The orchestra was enthusiastic about what was happening between them and the maestro. They told their families. Then they were inviting their friends. Their friends then told their friends, and soon the players had friends’ friends inviting their friends.

The audience grew. You no longer had partisan fans. When you’d hear an oboe or flute solo, you heard it as part of a coherent story. Maybe it was Romeo & Juliet, or perhaps Scheherazade. Even with the 1812 Overture, it wasn’t just a loud piece with lots of cannons. You sensed a cosmic struggle of good and evil.

The listeners felt deeply, saw visions. You’d hear the churning C-minor opening in the Symphony No. 1 of Brahms and shudder, “Woe is me!” Then that trombone chorale would enter in the finale, parting the clouds, and you knew you weren’t alone—you’d gone from darkness into light, from death into life.
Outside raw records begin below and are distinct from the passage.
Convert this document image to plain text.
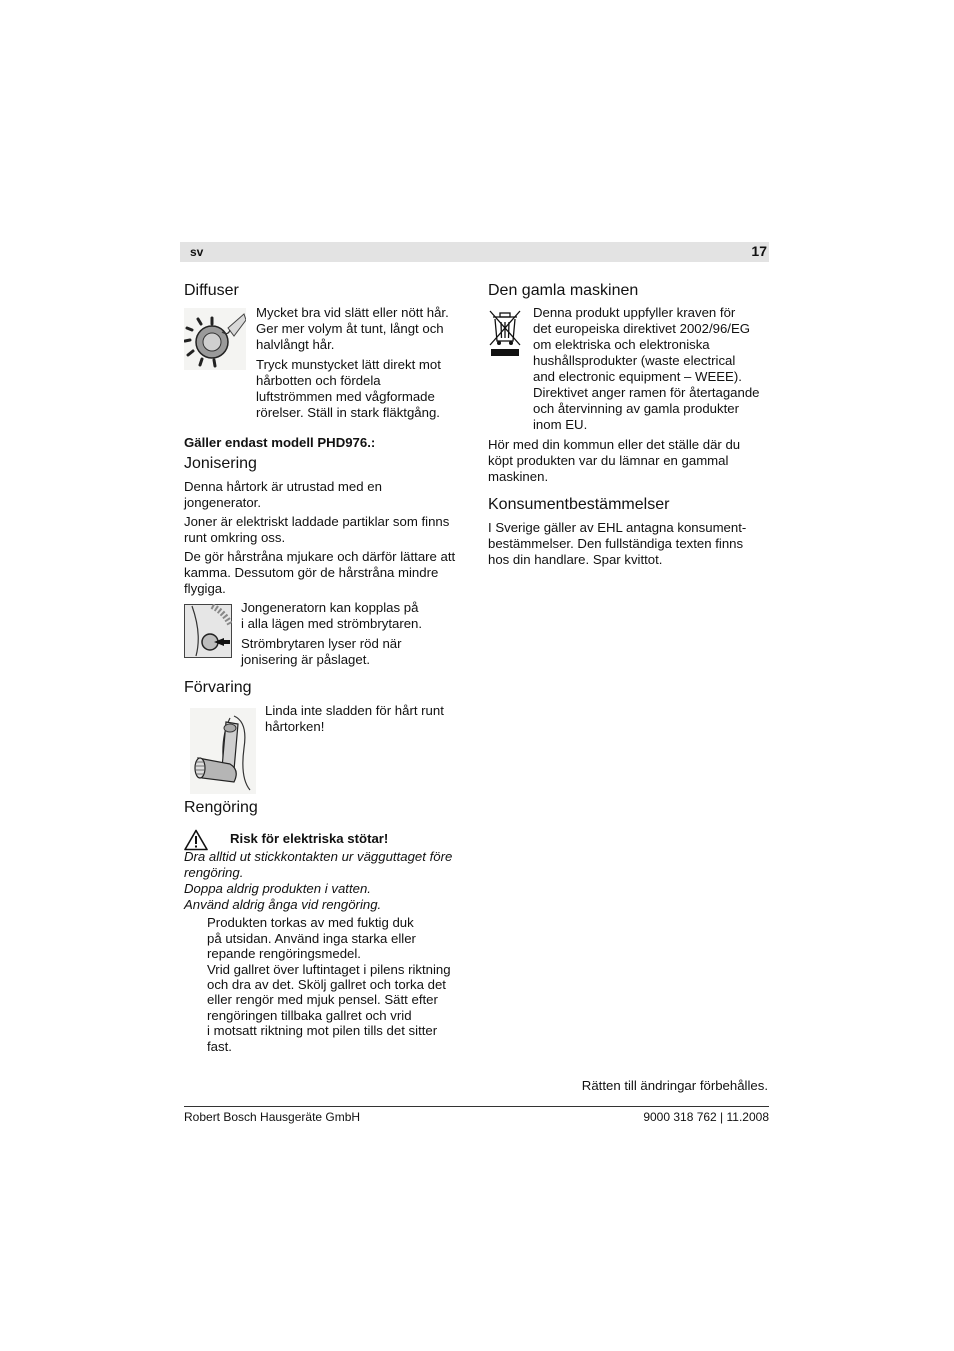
sv	17
Diffuser

Mycket bra vid slätt eller nött hår.

Ger mer volym åt tunt, långt och

halvlångt hår.

Tryck munstycket lätt direkt mot

hårbotten och fördela

luftströmmen med vågformade

rörelser. Ställ in stark fläktgång.

Gäller endast modell PHD976.:

Jonisering

Denna hårtork är utrustad med en

jongenerator.

Joner är elektriskt laddade partiklar som finns

runt omkring oss.

De gör hårstråna mjukare och därför lättare att

kamma. Dessutom gör de hårstråna mindre

flygiga.

Jongeneratorn kan kopplas på

i alla lägen med strömbrytaren.

Strömbrytaren lyser röd när

jonisering är påslaget.

Förvaring

Linda inte sladden för hårt runt

hårtorken!

Rengöring

Risk för elektriska stötar!

Dra alltid ut stickkontakten ur vägguttaget före

rengöring.

Doppa aldrig produkten i vatten.

Använd aldrig ånga vid rengöring.

Produkten torkas av med fuktig duk

på utsidan. Använd inga starka eller

repande rengöringsmedel.

Vrid gallret över luftintaget i pilens riktning

och dra av det. Skölj gallret och torka det

eller rengör med mjuk pensel. Sätt efter

rengöringen tillbaka gallret och vrid

i motsatt riktning mot pilen tills det sitter

fast.

Den gamla maskinen

Denna produkt uppfyller kraven för

det europeiska direktivet 2002/96/EG

om elektriska och elektroniska

hushållsprodukter (waste electrical

and electronic equipment – WEEE).

Direktivet anger ramen för återtagande

och återvinning av gamla produkter

inom EU.

Hör med din kommun eller det ställe där du

köpt produkten var du lämnar en gammal

maskinen.

Konsumentbestämmelser

I Sverige gäller av EHL antagna konsument-

bestämmelser. Den fullständiga texten finns

hos din handlare. Spar kvittot.

Rätten till ändringar förbehålles.

Robert Bosch Hausgeräte GmbH	9000 318 762 | 11.2008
All eyes were on the conductor. Everyone in the orchestra and everyone in the audience watched the master. And if your eye should wander to a player, you’d be amazed at how closely the player’s intentions reflected those of the conductor.

In the end, there were now standing ovations. There was no rush for the exits. No one wanted to leave the building. There were shouts of “Bravo! Bravo!” And of “Alleluia!”

And Jesus said to them, “Follow me…” And they left everything—liberal and conservative labels, certainty over their interpretation of canon law, uncertainty over whether the Cathedral was the property of the national church or the diocese, the way things used to be—everything, and followed him.